Demokratisierung der EU durch nationale Europadiskurse? Strukturen und Prozesse europäischer Identitätsbildung im deutsch-französischen Vergleich

Baden-Baden: Nomos Verlagsgesellschaft 2014 (Demokratiestudien. Demokratie und Demokratisierung in Theorie und Empirie 4); 496 S.; 79,- €; ISBN 978-3-8487-0536-8
Habilitationsschrift Marburg; Begutachtung: M. Bös, P. Schmidt. – Der Ansatz von Claudia Wiesner, „nationale Europadiskurse“ als „Medien der Konstruktion europäischer Identität“ (21) zu untersuchen, scheint vielversprechend. Unter Rückgriff auf Erkenntnisse verschiedener politikwissenschaftlicher Forschungsstränge gelingt es ihr, eine Verknüpfung zwischen individueller Mikro‑ und gesellschaftlicher Makroebene herzustellen. Gleichzeitig entgeht sie so der leidigen Debatte über Existenz und Bedeutung eines europäischen Demos für die Herausbildung einer europäischen Identität, die dennoch kritisch problematisiert wird.
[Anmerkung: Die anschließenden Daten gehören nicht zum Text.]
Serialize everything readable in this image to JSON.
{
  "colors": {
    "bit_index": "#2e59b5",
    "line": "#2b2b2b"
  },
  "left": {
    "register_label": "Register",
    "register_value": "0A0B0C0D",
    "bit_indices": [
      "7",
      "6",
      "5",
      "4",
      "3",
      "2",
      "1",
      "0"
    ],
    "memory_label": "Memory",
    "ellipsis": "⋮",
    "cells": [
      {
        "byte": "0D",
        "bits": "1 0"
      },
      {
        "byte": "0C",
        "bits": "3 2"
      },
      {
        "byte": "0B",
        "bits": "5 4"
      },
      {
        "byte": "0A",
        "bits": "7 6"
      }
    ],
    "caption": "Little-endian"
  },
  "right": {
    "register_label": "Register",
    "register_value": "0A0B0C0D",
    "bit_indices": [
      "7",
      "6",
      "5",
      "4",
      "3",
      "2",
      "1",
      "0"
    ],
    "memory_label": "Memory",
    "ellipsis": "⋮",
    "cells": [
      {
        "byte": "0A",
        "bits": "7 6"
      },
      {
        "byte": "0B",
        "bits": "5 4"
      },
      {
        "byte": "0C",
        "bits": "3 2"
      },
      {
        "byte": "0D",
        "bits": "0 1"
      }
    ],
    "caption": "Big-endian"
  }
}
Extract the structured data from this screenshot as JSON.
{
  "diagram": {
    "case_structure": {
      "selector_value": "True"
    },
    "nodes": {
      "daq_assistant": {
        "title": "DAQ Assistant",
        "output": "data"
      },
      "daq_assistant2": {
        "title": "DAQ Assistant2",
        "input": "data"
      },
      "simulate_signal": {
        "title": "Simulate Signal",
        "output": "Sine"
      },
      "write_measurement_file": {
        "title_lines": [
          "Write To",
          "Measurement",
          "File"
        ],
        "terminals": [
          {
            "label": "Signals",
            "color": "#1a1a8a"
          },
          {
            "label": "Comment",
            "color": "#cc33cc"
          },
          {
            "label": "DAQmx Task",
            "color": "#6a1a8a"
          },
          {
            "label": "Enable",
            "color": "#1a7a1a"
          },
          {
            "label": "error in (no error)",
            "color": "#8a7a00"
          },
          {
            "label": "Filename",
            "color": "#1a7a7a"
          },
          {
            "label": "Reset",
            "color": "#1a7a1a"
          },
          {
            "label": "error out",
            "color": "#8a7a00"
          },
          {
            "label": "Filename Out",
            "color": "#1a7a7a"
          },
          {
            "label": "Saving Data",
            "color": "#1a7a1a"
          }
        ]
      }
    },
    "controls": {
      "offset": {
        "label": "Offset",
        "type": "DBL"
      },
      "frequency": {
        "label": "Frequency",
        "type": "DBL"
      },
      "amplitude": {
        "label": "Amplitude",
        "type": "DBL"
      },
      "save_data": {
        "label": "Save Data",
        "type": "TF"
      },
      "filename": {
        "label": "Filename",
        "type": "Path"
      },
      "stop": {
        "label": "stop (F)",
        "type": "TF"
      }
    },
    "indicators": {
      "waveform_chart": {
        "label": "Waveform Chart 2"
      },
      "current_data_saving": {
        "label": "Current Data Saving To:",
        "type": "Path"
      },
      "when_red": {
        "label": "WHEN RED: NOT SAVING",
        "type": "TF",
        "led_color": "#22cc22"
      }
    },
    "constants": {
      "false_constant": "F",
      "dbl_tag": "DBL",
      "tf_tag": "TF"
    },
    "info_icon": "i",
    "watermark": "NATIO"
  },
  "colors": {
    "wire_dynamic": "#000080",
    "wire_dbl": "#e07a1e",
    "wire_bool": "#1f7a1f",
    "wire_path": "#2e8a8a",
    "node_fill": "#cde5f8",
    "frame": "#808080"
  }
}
Ihr „dual‑case‑design“ (22), mit dem sie zwei sehr unterschiedliche Gründungsstaaten der EU in den Fokus nimmt, beruht auf einer Diskursanalyse. Dazu wird die Berichterstattung in jeweils vier ausgewählten deutschen und französischen Qualitätszeitungen zum Verfassungsreferendum in Frankreich 2005 sowie zur Ratifikation der EU‑Verfassung in der Bundesrepublik im selben Jahr untersucht. Obwohl es sich bei der Buchausgabe um eine gekürzte Fassung der Habilitation handelt, gerät die Analyse stellenweise etwas ausladend und redundant. Dies liegt jedoch auch an Wiesners Anspruch, einen Beitrag zur Weiterentwicklung der diskursanalytischen Methodendiskussion leisten zu wollen. In der Tat zeugen ihre kompilierenden Gegenüberstellungen der verschiedenen theoretischen und methodischen Ansätze von einem beachtlichen Überblick. Verschiedentlich fühlt man sich bei der Lektüre jedoch mehr an ein Lehrbuch erinnert, wozu nicht zuletzt auch die etwas inflationäre Verwendung diverser Textkästen zur Hervorhebung zentraler Definitionen, Analyseschritte und Ergebnisse dient. Gleichwohl bleibt anzuerkennen, dass Wiesner eine sehr strukturierte Analyse der beiden länderspezifischen Diskurse gelingt. So wird erkennbar, dass die deutsche Diskussion im Jahr 2005 sehr stark durch die von den politischen Eliten aus Bundesregierung und Bundestag verfolgte „silencing strategy“ (433) geprägt wurde und dabei – im Vergleich zu Frankreich – nur geringe Resonanz selbst in den Medien erzeugte. Die breite Anteilnahme von Akteuren der Zivilgesellschaft in Frankreich dagegen erklärt wohl auch, dass dort – im Gegensatz zur Bundesrepublik – eine Aufladung des Diskurses durch emotionale Momente, Stereotypen, Protestformen und (nationale) Symbole stattfand, die bei der Abgrenzung von der EU Verwendung fanden.
Henrik Scheller (HS)
Dr. phil., Dipl.-Politologe, wiss. Mitarbeiter, Wirtschafts- und Sozialwissenschaftliche Fakultät, Lehrstuhl Politik und Regieren in Deutschland und Europa, Universität Potsdam.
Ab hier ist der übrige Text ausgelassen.